Now, their teams, which have already been leaked through virus cases, treat those affected by the bombings, more of which are critical cases that require surgery.

“They paint tirelessly, ” he added.

To make matters worse, Israeli air movements hit two clinics north of Gaza City on Tuesday and wreaked havoc at the Hala al-Shawa gymnasium, forcing workers to evacuate and damage the Indonesian hospital, according to the World Health Organization.

Since Monday, terrorist teams in Gaza have fired some 2,000 rockets and mortars at Israel. The Israeli army in turn hit tons of sites in the coastal enclave, while Prime Minister Benjamin Netanyahu promised to ask Hamas for his relentless indiscriminate rocket attack.

Israel, already under pressure from an international criminal court investigation into war crimes imaginable during the 2014 war, reiterated this week that it was making wonderful efforts to warn others living in selected spaces to flee. Hamas-led Ministry of Health and inflicted damage on Gaza’s infrastructure.
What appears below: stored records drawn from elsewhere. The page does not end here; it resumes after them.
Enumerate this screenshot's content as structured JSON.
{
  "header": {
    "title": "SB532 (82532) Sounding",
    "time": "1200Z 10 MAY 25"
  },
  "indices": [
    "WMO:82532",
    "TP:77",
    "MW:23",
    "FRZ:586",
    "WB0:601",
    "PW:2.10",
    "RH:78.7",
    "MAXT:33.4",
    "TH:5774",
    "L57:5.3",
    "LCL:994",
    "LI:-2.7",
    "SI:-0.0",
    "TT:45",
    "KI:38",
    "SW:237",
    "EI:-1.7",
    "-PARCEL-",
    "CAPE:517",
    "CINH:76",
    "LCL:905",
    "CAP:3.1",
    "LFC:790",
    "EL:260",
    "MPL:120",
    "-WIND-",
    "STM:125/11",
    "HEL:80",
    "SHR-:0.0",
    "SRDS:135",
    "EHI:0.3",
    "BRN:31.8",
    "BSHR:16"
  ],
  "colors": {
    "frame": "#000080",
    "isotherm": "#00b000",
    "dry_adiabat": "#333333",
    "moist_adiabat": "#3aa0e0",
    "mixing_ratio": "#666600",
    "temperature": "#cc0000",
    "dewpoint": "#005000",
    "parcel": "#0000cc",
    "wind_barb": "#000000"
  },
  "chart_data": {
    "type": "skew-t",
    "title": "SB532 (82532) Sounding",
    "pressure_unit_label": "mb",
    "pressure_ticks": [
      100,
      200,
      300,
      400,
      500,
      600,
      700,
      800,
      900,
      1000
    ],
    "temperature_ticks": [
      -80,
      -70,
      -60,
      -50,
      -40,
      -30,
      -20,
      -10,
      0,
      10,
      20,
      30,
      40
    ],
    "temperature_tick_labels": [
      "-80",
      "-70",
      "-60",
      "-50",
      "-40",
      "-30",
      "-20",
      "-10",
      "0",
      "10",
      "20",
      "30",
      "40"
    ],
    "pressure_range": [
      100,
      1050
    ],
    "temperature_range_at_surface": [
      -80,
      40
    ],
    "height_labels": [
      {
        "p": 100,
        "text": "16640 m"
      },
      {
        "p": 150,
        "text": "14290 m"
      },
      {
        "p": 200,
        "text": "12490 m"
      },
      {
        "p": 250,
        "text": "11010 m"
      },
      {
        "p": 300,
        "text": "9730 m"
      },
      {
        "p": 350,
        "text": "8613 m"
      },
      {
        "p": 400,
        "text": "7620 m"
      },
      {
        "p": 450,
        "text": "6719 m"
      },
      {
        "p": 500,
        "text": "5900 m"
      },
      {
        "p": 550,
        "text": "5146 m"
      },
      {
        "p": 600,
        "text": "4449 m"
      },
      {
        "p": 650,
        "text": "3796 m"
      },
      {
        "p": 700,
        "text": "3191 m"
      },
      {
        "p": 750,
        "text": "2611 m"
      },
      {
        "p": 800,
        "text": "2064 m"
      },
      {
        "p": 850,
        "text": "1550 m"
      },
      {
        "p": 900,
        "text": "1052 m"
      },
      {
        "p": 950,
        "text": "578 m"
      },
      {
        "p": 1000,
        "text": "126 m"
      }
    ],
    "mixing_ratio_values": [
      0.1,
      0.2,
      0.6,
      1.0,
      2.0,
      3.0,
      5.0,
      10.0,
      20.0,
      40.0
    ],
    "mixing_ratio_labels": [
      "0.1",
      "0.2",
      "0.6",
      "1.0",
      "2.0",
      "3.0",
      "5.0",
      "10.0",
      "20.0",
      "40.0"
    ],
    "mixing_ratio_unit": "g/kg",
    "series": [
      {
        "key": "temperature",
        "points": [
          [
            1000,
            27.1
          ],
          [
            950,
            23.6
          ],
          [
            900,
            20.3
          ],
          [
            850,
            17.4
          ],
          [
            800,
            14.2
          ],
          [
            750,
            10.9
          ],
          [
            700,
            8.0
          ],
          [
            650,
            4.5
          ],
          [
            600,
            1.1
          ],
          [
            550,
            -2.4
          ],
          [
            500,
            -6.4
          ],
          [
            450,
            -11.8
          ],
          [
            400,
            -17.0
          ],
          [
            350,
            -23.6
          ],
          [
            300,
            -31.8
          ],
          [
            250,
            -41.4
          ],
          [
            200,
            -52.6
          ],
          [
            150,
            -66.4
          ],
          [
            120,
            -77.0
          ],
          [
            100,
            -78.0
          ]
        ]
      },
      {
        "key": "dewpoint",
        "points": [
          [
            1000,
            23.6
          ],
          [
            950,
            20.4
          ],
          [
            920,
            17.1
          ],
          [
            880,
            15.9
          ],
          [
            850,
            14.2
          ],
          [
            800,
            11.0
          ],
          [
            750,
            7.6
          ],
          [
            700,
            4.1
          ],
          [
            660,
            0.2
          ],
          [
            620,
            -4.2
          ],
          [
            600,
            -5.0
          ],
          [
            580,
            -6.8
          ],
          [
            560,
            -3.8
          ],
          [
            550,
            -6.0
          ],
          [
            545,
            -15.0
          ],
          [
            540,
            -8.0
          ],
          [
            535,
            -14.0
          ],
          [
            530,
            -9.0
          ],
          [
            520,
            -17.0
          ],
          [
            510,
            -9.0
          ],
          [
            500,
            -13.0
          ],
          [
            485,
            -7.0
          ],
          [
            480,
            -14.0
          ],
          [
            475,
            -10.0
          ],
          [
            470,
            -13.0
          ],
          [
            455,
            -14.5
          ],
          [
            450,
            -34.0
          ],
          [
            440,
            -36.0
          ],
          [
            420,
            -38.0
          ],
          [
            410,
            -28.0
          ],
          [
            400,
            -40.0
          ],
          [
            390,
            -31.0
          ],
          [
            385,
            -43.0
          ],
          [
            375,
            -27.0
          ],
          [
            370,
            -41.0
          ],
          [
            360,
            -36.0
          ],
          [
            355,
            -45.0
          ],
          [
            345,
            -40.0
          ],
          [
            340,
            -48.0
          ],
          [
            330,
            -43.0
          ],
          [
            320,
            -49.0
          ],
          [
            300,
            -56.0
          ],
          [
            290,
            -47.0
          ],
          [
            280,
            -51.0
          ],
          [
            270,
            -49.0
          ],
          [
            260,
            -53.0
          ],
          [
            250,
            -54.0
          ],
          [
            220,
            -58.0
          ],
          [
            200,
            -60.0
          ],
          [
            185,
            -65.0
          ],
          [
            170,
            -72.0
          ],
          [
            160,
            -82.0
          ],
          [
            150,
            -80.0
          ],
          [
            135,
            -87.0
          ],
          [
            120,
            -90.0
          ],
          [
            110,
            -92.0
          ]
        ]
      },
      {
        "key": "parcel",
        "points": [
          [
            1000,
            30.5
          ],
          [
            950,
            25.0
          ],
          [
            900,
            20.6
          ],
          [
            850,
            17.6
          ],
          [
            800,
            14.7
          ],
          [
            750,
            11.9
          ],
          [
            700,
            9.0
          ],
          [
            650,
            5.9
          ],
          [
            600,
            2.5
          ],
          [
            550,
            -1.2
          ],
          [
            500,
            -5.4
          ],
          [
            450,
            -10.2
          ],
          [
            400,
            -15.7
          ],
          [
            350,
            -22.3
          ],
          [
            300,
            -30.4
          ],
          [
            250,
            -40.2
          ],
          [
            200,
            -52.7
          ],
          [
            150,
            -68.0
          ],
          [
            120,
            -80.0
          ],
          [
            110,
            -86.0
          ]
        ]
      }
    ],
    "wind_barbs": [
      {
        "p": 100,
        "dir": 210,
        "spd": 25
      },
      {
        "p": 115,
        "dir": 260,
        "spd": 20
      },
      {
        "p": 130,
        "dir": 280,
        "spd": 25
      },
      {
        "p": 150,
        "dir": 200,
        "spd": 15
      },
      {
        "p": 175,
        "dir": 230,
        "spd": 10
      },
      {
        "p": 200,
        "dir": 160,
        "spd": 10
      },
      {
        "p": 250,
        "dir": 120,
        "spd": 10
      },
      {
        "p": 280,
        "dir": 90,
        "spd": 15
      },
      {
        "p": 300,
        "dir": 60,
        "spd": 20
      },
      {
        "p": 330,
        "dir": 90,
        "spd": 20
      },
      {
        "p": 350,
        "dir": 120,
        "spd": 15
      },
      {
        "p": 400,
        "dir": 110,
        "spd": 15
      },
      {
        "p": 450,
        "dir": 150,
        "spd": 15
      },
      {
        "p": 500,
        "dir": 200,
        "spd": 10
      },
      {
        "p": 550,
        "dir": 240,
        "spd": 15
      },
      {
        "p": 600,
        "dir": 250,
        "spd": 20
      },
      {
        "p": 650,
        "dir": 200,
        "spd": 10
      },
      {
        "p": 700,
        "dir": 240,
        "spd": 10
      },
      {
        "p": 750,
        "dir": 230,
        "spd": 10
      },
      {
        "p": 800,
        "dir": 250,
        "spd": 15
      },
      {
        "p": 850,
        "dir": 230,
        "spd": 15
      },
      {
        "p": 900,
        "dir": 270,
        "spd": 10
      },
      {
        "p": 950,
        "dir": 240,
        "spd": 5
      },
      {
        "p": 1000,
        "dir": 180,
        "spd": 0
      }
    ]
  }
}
The violence has also closed a few dozen gymnasiums that wear down coronavirus tests, said Sacha Bootsma, director of WHO’s Gaza office. This week, the government conducted about three hundred tests a day, up from 3,000 before the fighting began.
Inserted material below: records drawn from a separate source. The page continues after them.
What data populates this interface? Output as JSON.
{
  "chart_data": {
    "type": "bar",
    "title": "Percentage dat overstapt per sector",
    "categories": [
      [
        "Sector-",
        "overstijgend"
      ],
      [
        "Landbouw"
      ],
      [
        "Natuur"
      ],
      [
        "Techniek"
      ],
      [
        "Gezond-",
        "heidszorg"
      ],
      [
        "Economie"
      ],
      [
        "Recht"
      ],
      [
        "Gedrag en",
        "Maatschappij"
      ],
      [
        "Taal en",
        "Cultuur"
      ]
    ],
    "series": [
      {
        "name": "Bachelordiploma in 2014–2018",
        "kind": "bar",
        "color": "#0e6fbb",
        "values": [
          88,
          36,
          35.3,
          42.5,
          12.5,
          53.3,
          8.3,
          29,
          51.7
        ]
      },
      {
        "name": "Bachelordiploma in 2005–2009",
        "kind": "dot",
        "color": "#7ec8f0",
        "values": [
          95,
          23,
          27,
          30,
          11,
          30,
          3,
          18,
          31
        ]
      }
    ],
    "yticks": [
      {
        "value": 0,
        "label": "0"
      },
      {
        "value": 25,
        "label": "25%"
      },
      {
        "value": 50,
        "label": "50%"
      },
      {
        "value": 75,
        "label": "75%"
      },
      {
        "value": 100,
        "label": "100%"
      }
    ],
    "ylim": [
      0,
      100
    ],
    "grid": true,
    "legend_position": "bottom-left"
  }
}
The United Nations Relief and Works Agency, or UNRWA, has ordered the stay at home of its 22 clinics for its safety. These now-closed centers had also administered coronavirus vaccines, a valuable resource in a place that waited months for limited delivery. COVAX programme supported by the UN. These doses will expire in a few weeks and will be discarded, with “huge implications for the government’s ability to mobilize more vaccines in the future,” Bootsma said.

For the newly wounded, however, the virus is a last-minute cry.

The last thing Mohammad Nassar remembers before an airstrike was to move from home to a friend on the street. When he arrived, he said, “we discovered liars on the ground.

Now, the 31-year-old man is connected to a tangle of tubes and monitors in the surgical room of Shifa Hospital, with a damaged right arm and a shrapnel wound to his stomach.